Those dust particles accumulating on your bookshelf might seem like a minor annoyance, but they could be exposing you to potentially harmful chemicals, including flame retardants and phthalates. That's according to a new study in the journal Environmental Science and Technology.

Those chemicals and others in dust have been linked to serious illnesses such as asthma and cancer, as well as to hormonal changes and developmental and reproductive problems, the researchers say. The study was led by Ami R. Zota, Sc.D., at George Washington University in Washington, D.C. Young children are especially vulnerable because they’re more likely to come into contact with and ingest dust than adults. 

Zota and the other researchers reviewed information from indoor dust analysis studies published during or after 2000. They calculated concentrations of 45 chemicals found in samples collected across 14 states. Most came from people’s homes, but they also reviewed data on dust found in day-care centers, gymnasiums, schools, and people’s cars.

They estimated how much of each chemical, on average, actually gets into the body through breathing or swallowing, or through the skin.

“These estimates show that these chemicals do not stay in dust; rather, they get into bodies,” says Robin Dodson, Sc.D., a research scientist at Silent Spring Institute in Newton, Mass., and a co-author of the study.

To keep dust levels in your home low, Dodson says, you should vacuum regularly.
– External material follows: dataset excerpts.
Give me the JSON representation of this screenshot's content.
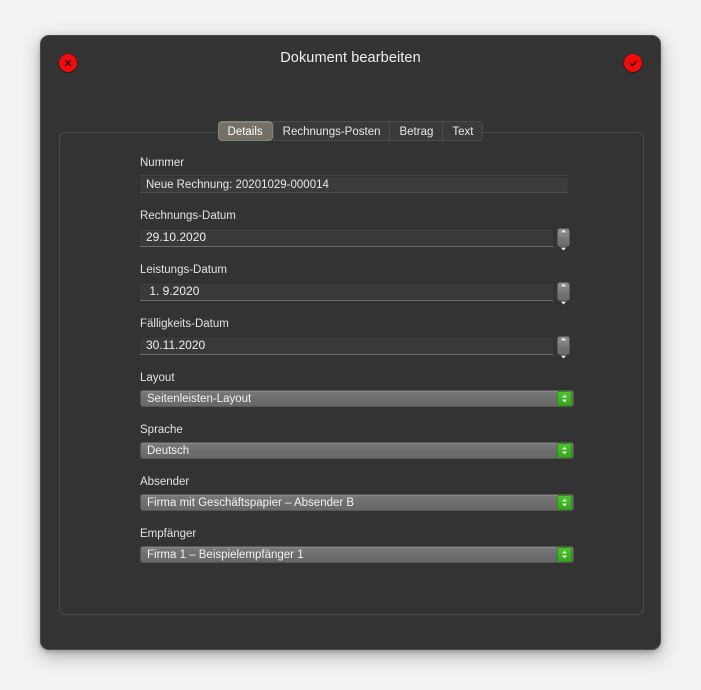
{
  "window": {
    "title": "Dokument bearbeiten",
    "close_button": "close-icon",
    "accept_button": "checkmark-icon"
  },
  "tabs": [
    {
      "label": "Details",
      "selected": true
    },
    {
      "label": "Rechnungs-Posten",
      "selected": false
    },
    {
      "label": "Betrag",
      "selected": false
    },
    {
      "label": "Text",
      "selected": false
    }
  ],
  "form": {
    "nummer": {
      "label": "Nummer",
      "value": "Neue Rechnung: 20201029-000014"
    },
    "rechnungs_datum": {
      "label": "Rechnungs-Datum",
      "value": "29.10.2020"
    },
    "leistungs_datum": {
      "label": "Leistungs-Datum",
      "value": " 1. 9.2020"
    },
    "faelligkeits_datum": {
      "label": "Fälligkeits-Datum",
      "value": "30.11.2020"
    },
    "layout": {
      "label": "Layout",
      "value": "Seitenleisten-Layout"
    },
    "sprache": {
      "label": "Sprache",
      "value": "Deutsch"
    },
    "absender": {
      "label": "Absender",
      "value": "Firma mit Geschäftspapier – Absender B"
    },
    "empfaenger": {
      "label": "Empfänger",
      "value": "Firma 1 – Beispielempfänger 1"
    }
  },
  "colors": {
    "window_bg": "#333333",
    "accent_red": "#f50b0b",
    "accent_green": "#3aad1e",
    "select_bg": "#6e6e6e",
    "selected_tab": "#757067"
  }
}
A good air purifier might help, too. (Our buying guides to the  best vacuums and best air purifiers can help you find good ones.)

The team found that phthalates, a class of chemicals commonly used to soften plastic, represented the highest concentrations in dust particles and were among the highest in terms of exposure to children. The chemical is widely found in plastics used in food packaging, personal care products, and vinyl flooring.

All the samples contained DEHP, one of the most potent phthalates, Dodson says. It has been linked to hormonal disruption and can have harmful effects on the parts of the body that direct biological development and reproduction.

Flame retardants were also among the top 10 chemicals found in dust particles. As with phthalates, they have been linked to hormonal disruptions, toxicity in reproductive and developmental systems, and cancer. 

“I had a suspicion that the phthalates were going to rise to the top,” Dodson says. “But the fact that flame retardants were almost equally as high was interesting.”

Flame retardants are generally used in baby products, furniture, and insulation to meet flammability standards. But some of those codes or standards may not be very effective. “There may be better ways to deal with some of those issues than dumping those chemicals into the products we bring home every day,” Dodson says.

Other chemicals the team found in lower concentrations include fluorinated chemicals (such as PFCs in nonstick pans), fragrances, and phenols (such as parabens in body lotions and BPA in plasticware).

For many of those chemicals, there is no known safe level of exposure. Only about five of the 45 chemicals the team studied have safety limits, Dodson says. For that reason, she and her team didn't estimate the risk associated with their calculated exposures. “Our aim was to look at indoor exposure to chemicals, using dust as a way to understand their loading in our homes,” she says. 

Dodson also notes that inhaling dust particles isn't the only way you can be exposed to these chemicals. Many products you come into contact with every day—body lotion, toothpaste, medication, even the food you eat—can significantly increase your exposure.

In fact, while the level of the phthalate DEHP in dust is high, about 90 percent of people’s exposure to it comes from heating or storing food in plastic storage containers. “Likely we’ve underestimated our true exposure for some of these chemicals,” Dodson says.

Aside from using a good vacuum, an excellent way to limit your contact with these chemicals in general is to identify products you want to avoid, she says. Silent Spring Institute has developed a free app that offers several hundred research-based tips for consumers.

You should also wipe down surfaces with a damp cloth or mop, and make sure to wash your hands frequently, especially before you eat. That's extra important for children, who tend to pick up dusty things from the ground or floor and pop them into their mouth.